Post by Ella
Dinner last night (Thursday) was cassoulet. It’s a big thing here in Carcassonne. Every restaurant menu has at least one cassoulet on its menu.
I might have mentioned before, a cassoulet is a rich, slow cooked stew. A medley of meats (sausage, mutton, pork and goose are the classic combo) and haricot beans with garlic and herbs. Originally invented in the 1300’s in Castelnaudery, a town about 40km from Carcassonne while the town was under siege by the British.
You can buy tins of cassoulet. Open, dump into pot, heat, serve.
We ambled to Comte Roger’s as dark was falling. We had booked a table for 7pm. A beautiful full moon was rising. Gargoyles were at the ready.

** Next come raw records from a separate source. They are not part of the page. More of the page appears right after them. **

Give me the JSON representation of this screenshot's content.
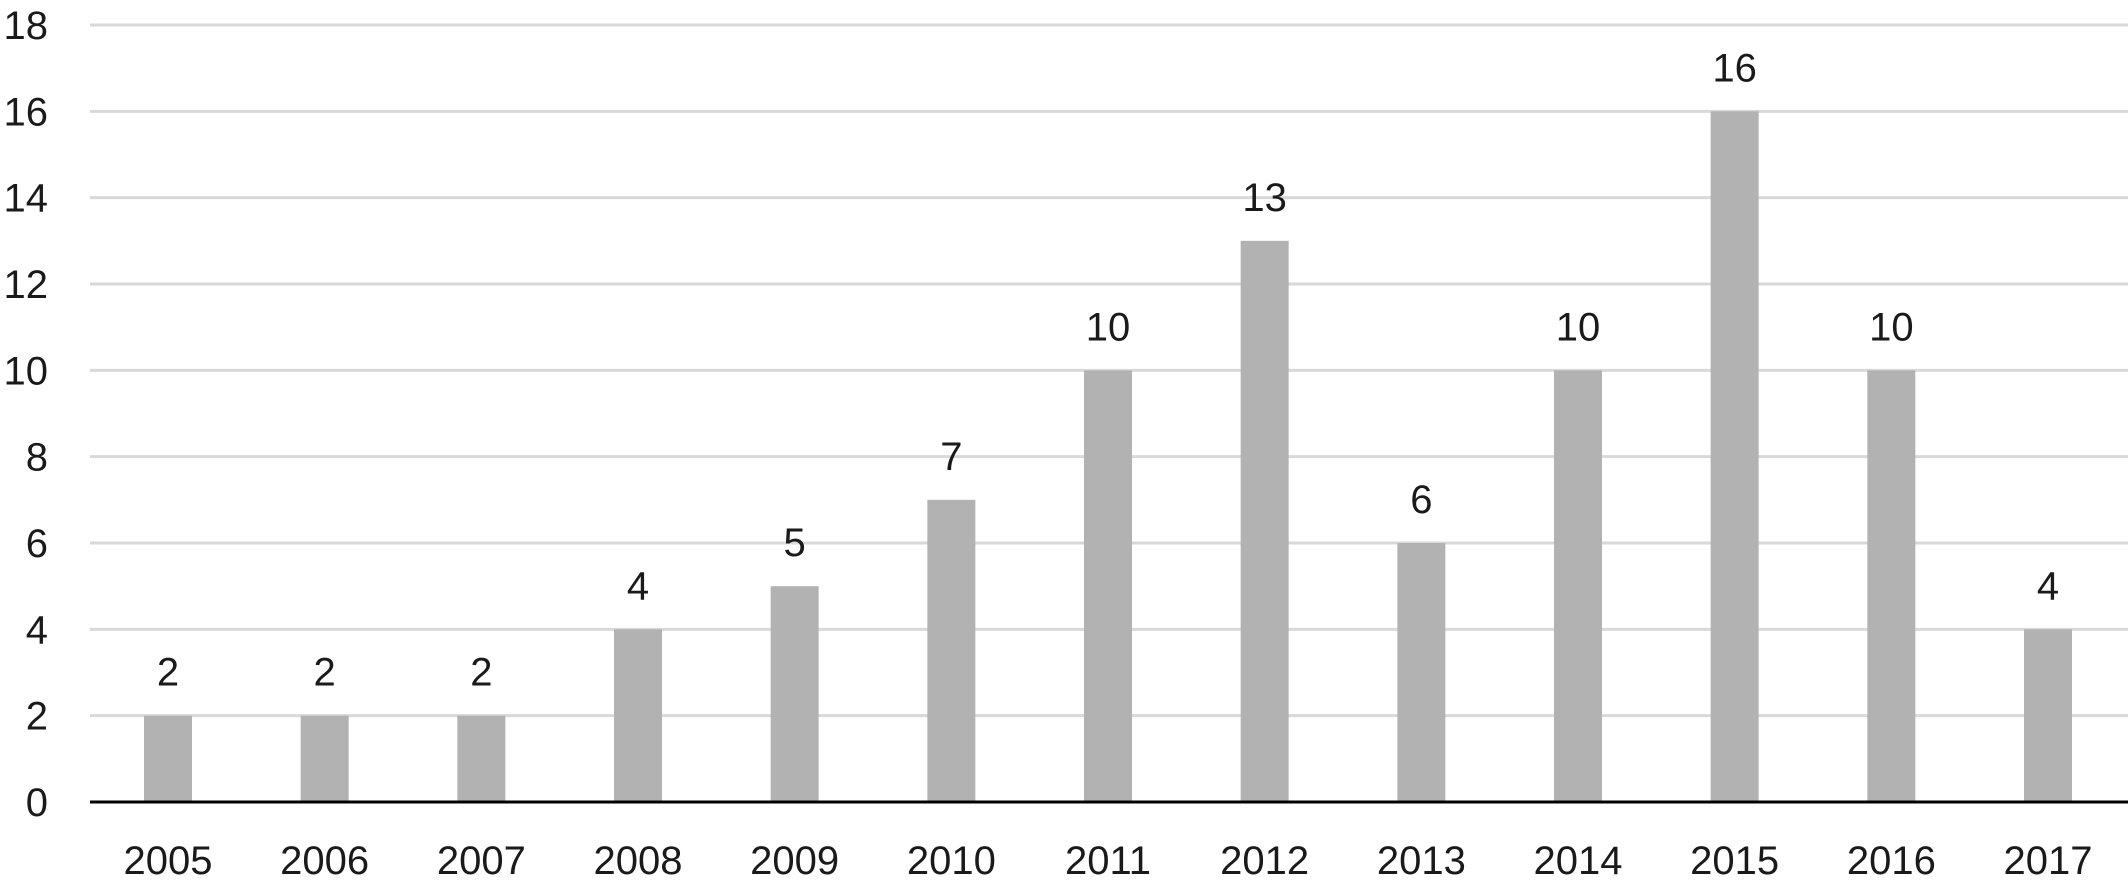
{
  "chart_data": {
    "type": "bar",
    "title": "",
    "xlabel": "",
    "ylabel": "",
    "categories": [
      "2005",
      "2006",
      "2007",
      "2008",
      "2009",
      "2010",
      "2011",
      "2012",
      "2013",
      "2014",
      "2015",
      "2016",
      "2017"
    ],
    "values": [
      2,
      2,
      2,
      4,
      5,
      7,
      10,
      13,
      6,
      10,
      16,
      10,
      4
    ],
    "ylim": [
      0,
      18
    ],
    "yticks": [
      0,
      2,
      4,
      6,
      8,
      10,
      12,
      14,
      16,
      18
    ],
    "grid": true,
    "legend": "none",
    "data_labels": true,
    "colors": {
      "bar": "#b2b2b2",
      "grid": "#d9d9d9",
      "axis": "#000000",
      "text": "#1a1a1a"
    }
  }
}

I started with a bowl of root vegetable soup and felt pleased with myself for being healthy. Grubb started with tataki duck. “Oh man it was the best! It was exquisite. It was transformative” says Grubb.
We both had the home made cassoulet as our main course. The waiter did a formal “presentation”. He set a large plate in front of me and a steaming hot bowl cassoulet to the side. He clumsily (maybe he was new?) fished out each small chunk of meat, named it and slid it onto my plate. Then added a spoonful of the beans. Finally, from a separate dressing bottle, poured the house specialty next to the beans. It looked like red wine vinegar but tasted like soured red wine.
Personally, I wasn’t in love with the cassoulet. It was okay. Grubb thought it was good but the one he had in Paris was thicker and richer.
Tataki duck looked delicious… but it isn’t French.
Yes, it is a Japanese preparation of the meat but I think the French have made it their own. It has appeared on many a menu.